GDT-SwinKid: A hybrid model for precise renal lesion analysis.
Authors
Affiliations (5)
Affiliations (5)
- Department of Computer Science and Engineering, Vignan's Institute of Information Technology (A), Visakhapatnam, Andhra Pradesh, India.
- Vignan's Institute of Information Technology (A), Besides VSEZ, Vadlapudi Duvvada, Visakhapatnam, Andhra Pradesh, India.
- Department of Computer Sciences, College of Computer and Information Sciences, Princess Nourah bint Abdulrahman University, Riyadh, Saudi Arabia.
- Department of Software Engineering, College of Computer Engineering and Science, Prince Mohammad Bin Fahd University, Al Khobar, Kingdom of Saudi Arabia.
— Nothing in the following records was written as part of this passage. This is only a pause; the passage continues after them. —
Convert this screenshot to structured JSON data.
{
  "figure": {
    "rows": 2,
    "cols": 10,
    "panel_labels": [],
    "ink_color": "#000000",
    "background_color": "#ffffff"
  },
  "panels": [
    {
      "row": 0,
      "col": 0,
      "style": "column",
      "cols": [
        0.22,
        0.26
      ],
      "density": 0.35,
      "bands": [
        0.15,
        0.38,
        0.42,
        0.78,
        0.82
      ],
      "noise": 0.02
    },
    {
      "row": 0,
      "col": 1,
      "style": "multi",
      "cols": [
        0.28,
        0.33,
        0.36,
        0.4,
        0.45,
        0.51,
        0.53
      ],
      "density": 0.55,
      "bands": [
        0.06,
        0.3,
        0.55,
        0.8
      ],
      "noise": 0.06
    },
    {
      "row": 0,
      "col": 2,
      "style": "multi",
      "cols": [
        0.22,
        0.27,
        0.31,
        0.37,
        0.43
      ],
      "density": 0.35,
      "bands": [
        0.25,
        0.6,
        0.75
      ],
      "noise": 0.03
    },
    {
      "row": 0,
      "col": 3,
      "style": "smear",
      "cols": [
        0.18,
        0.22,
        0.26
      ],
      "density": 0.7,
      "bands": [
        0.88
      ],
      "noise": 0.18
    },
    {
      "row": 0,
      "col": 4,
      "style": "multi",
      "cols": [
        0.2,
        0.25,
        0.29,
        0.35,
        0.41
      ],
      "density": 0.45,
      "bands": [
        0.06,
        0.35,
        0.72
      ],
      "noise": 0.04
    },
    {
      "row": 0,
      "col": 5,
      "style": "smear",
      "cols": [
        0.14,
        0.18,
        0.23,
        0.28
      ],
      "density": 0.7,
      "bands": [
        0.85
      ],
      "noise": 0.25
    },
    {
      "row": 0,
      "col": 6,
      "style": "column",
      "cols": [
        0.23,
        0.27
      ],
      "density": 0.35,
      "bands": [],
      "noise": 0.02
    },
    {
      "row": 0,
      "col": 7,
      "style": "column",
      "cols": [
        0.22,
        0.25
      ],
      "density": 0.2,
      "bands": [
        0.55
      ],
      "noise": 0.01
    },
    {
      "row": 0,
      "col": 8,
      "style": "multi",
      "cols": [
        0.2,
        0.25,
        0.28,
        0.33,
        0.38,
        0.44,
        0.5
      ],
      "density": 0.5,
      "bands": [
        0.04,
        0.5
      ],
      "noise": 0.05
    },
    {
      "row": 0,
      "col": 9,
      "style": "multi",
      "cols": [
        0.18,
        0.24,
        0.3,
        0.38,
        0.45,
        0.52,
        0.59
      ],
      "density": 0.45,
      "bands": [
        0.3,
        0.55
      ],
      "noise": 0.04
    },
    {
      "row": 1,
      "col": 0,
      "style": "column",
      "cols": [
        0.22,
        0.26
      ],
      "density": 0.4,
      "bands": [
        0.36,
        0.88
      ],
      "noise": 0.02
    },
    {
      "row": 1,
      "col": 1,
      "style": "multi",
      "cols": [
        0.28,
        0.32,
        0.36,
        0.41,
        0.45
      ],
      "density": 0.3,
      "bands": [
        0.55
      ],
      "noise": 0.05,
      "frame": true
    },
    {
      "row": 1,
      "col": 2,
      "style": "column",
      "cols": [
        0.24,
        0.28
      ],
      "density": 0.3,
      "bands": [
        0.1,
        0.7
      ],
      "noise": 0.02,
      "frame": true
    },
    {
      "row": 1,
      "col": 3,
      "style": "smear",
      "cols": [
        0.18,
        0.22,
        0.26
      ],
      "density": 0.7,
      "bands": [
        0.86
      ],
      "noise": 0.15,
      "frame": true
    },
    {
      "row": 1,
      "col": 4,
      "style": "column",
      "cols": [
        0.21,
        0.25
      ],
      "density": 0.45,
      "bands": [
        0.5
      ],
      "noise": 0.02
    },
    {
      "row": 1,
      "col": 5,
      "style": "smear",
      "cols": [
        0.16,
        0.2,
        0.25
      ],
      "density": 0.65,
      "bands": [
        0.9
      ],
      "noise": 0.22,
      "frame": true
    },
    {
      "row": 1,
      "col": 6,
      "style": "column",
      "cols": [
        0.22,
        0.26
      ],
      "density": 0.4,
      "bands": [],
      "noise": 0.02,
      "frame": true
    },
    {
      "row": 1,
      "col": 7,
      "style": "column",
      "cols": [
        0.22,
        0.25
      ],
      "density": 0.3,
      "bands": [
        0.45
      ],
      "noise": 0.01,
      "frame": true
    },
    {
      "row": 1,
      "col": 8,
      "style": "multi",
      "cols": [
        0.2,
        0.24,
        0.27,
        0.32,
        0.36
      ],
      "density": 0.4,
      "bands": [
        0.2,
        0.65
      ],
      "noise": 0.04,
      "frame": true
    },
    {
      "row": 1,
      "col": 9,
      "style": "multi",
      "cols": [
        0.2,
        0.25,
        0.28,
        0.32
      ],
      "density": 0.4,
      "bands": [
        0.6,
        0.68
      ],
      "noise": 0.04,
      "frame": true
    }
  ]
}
- Computer Science Department, Faculty of Computers and Information, Qena University, Qena, Egypt.
Abstract
Detecting and delineating renal lesions accurately remains a significant clinical problem due to the variety of kidney pathology and subtle differences in CT image interpretation. In this paper, we present the design of a next-generation hybrid model called GDT-SwinKid (Gamma Distribution-based Swin Transformer for Renal Lesions), which integrates the hierarchical feature attention mechanisms of Swin Transforms with a modified U-Net decoder and employs advanced statistical modeling (specifically through an adaptive Gamma distribution). The design of GDT-SwinKid allows for both precise extraction of fine details regarding kidney lesions, as well as achieving overall contextual awareness using cross-attention and Gamma-modulated feature refinement to address the drawbacks of existing approaches. Through extensive validation utilizing a large set of clinical datasets, GDT-SwinKid achieved better performance through segmentation and classification, obtaining Dice coefficients as high as 0.95, with AUC values approaching 0.99, when compared to leading transformers and convolutional models. An absolute improvement of 5-9% in Dice coefficient compared to conventional U-Net and Swin Transformer baselines, and an increase in AUC-ROC values approaching 0.99, outperforming existing hybrid and transformer-based methods on the same CT kidney dataset. The inclusion of explainable attention maps and deep supervision provides increased trust and accountability while enabling the rapid and robust integration of GDT-SwinKid into diagnostic pipelines for kidney imaging. GDT-SwinKid combines statistical sensitivity, hierarchical attention and clinical transparency to provide a new standard for automated kidney lesion analysis and to increase the reliability and use of newly developed AI techniques in renal imaging.